La mère savait et n'a rien dit. Elle ne distinguait pas le cauchemar de la réalité, ayant elle-même été victime enfant et ayant grandi dans une famille incestueuse

La culture peut également être un frein à la déclaration. Latifa Bennari, présidente de l'Ange bleu, y a été confrontée dans des familles d'origine maghrébine. Dans l'une d'elles, un agresseur a fait plusieurs victimes, lorsqu'il a compris que la famille ne parlerait pas. « Il y a de la honte, mais pas seulement, indique Latifa Bennari, les familles ont peur de ne pas pouvoir marier leurs enfants par exemple. Aussi bien pour les filles que pour les garçons. Pour les garçons, les belle-familles ont peur que l'homme reproduise ce dont il a été victime. Judiciariser les violences c'est aussi les dévoiler aux yeux de tous. »

Aujourd'hui, le droit a pris en compte le jeune âge des victimes de violences sexuelles et a étendu la prescription des auteurs : vingt ans après la majorité de la victime quand les actes de violences sexuelles ont eu lieu lors de la minorité. De nombreuses associations de victimes militent pour la suppression totale du délai de prescription pour les auteurs de violences sexuelles. Le 22 novembre 2016, la ministre Laurence Rossignol en charge des Droits des femmes, a confié une "démarche de consensus sur le viol et le délai de prescription" à l'animatrice Flavie Flament, qui a elle même subi un viol lorsqu'elle avait treize ans.

Isabelle Mehl

Membre du Planning familial 67. Elle organise des groupes de parole.

Alice Debauche

Maître de conférence en sociologie et membre du comité de rédaction de la revue Nouvelles questions féministes.
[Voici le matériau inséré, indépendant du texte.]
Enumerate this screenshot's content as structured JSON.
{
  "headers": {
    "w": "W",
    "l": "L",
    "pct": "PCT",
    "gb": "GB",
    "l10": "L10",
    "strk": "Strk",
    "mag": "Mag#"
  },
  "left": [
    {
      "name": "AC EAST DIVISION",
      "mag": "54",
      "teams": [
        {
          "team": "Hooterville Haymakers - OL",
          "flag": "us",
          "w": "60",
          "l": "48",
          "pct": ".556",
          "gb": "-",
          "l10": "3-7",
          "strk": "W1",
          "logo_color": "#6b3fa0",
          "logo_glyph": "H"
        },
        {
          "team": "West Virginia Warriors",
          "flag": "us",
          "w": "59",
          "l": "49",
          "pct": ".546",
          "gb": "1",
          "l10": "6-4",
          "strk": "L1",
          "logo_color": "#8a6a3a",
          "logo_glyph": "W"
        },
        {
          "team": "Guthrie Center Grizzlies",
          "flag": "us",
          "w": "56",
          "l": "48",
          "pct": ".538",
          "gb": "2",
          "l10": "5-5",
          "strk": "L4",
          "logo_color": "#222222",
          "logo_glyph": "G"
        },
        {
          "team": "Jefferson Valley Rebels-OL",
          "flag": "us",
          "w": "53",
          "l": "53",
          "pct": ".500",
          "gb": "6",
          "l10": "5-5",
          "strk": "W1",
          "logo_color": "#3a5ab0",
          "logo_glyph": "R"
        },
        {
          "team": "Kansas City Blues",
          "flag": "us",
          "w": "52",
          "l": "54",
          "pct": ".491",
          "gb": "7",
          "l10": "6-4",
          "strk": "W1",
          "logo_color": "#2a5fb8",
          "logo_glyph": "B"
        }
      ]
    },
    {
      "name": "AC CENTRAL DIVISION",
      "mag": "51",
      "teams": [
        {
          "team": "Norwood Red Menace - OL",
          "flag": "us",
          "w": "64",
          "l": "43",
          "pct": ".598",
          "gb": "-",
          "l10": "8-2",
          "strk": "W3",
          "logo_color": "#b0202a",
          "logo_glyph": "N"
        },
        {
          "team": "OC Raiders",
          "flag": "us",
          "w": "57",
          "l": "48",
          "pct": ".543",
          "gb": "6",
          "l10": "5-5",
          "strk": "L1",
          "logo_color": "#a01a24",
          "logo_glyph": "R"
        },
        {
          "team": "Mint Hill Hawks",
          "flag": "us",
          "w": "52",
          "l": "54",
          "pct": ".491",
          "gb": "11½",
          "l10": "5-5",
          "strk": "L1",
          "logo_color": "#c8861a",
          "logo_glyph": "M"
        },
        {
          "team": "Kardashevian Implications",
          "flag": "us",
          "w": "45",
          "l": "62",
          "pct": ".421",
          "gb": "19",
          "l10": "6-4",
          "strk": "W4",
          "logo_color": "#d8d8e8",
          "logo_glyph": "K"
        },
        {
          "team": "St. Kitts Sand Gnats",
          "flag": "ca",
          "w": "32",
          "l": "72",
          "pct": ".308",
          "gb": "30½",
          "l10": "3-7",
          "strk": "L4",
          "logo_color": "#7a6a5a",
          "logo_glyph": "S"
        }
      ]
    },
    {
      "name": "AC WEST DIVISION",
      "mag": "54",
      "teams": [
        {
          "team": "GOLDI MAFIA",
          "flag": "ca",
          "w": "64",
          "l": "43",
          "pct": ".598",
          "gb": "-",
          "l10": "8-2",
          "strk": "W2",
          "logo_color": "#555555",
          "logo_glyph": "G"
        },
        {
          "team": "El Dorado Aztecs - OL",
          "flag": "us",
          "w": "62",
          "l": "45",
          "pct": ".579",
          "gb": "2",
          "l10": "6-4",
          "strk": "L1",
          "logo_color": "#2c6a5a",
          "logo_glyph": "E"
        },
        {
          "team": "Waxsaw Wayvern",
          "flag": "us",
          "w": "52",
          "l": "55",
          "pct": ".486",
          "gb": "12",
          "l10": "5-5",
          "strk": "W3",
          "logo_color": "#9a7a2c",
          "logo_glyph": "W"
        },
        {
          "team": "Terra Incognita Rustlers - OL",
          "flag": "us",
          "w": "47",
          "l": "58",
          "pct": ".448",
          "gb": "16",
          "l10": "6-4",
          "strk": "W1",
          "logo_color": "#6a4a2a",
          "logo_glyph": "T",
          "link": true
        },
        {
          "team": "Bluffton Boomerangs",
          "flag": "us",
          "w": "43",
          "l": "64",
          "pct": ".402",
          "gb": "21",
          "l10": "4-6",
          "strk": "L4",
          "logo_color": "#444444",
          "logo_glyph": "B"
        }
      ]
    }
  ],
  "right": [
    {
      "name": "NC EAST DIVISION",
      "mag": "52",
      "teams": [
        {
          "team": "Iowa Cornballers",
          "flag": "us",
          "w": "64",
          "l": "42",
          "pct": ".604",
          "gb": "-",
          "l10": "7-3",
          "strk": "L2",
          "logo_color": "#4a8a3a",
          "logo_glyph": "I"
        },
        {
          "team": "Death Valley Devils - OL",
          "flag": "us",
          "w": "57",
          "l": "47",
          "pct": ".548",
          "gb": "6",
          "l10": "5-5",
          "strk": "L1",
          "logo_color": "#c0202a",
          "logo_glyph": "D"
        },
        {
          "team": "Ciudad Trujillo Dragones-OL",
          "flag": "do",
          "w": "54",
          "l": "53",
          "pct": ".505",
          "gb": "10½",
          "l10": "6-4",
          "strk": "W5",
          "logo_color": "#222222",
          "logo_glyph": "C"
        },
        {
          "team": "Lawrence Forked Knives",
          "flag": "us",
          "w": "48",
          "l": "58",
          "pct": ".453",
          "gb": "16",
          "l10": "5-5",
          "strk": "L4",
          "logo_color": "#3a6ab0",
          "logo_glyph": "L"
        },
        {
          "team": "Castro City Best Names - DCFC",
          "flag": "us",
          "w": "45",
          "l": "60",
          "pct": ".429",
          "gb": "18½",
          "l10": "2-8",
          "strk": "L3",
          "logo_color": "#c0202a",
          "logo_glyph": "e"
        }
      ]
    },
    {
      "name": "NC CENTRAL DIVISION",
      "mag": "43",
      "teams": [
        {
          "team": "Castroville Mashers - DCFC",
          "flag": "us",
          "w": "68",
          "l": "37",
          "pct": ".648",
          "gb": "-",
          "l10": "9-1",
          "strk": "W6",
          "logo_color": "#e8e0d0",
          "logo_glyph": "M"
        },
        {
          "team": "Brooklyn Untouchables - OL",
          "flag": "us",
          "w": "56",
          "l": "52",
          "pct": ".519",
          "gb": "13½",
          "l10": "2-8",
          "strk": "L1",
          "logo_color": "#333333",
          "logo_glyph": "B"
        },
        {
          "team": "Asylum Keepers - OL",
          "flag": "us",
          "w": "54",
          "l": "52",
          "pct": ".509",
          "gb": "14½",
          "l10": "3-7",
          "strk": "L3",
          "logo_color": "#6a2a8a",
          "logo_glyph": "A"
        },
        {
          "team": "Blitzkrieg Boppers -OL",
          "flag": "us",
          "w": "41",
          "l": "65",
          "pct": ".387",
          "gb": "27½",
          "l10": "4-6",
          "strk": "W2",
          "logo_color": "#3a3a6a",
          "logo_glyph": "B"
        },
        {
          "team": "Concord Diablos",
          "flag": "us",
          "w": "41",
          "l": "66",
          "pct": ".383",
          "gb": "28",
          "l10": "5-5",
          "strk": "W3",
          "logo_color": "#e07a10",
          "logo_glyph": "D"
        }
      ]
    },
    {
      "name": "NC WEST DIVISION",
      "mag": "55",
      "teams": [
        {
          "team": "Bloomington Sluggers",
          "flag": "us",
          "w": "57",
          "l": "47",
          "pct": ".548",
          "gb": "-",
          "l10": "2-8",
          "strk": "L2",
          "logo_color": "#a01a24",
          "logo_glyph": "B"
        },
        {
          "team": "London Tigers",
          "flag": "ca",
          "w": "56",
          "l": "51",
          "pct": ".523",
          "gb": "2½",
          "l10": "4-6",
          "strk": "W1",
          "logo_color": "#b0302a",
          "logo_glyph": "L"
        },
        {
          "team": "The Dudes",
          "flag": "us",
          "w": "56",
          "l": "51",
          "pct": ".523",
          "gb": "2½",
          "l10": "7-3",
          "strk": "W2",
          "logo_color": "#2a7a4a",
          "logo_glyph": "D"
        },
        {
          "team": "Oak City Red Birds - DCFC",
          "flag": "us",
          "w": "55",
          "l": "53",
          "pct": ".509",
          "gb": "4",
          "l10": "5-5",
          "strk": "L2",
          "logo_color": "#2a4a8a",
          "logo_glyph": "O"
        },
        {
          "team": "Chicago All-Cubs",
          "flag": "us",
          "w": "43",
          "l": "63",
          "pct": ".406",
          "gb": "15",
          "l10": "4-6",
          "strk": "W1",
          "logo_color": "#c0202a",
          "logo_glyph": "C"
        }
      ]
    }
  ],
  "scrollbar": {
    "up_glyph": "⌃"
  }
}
En 2011 elle soutient la thèse "Viol et rapports de genre Emergence, enregistrements et contestations d’un crime contre la personne".

Macika Bouquet

Educatrice à SOS Femmes Solidarité 67 depuis 1990, l’association a été créée en 1975 à Strasbourg.

Latifa Bennari

Fondatrice et présidente de l’Ange Bleu à Paris. L’association s’occupe des pédophiles qui sont passés ou non à l’acte. Les groupes de parole mettent en miroir leur parole et celles de victimes.

Prescription

Mode d’acquisition ou de perte d’un droit par l’écoulement d’un délai défini par la loi. La prescription pour un viol est de 10 ans pour un majeur lors des faits, jusqu’aux 38 ans de la victime pour un mineur lors des faits.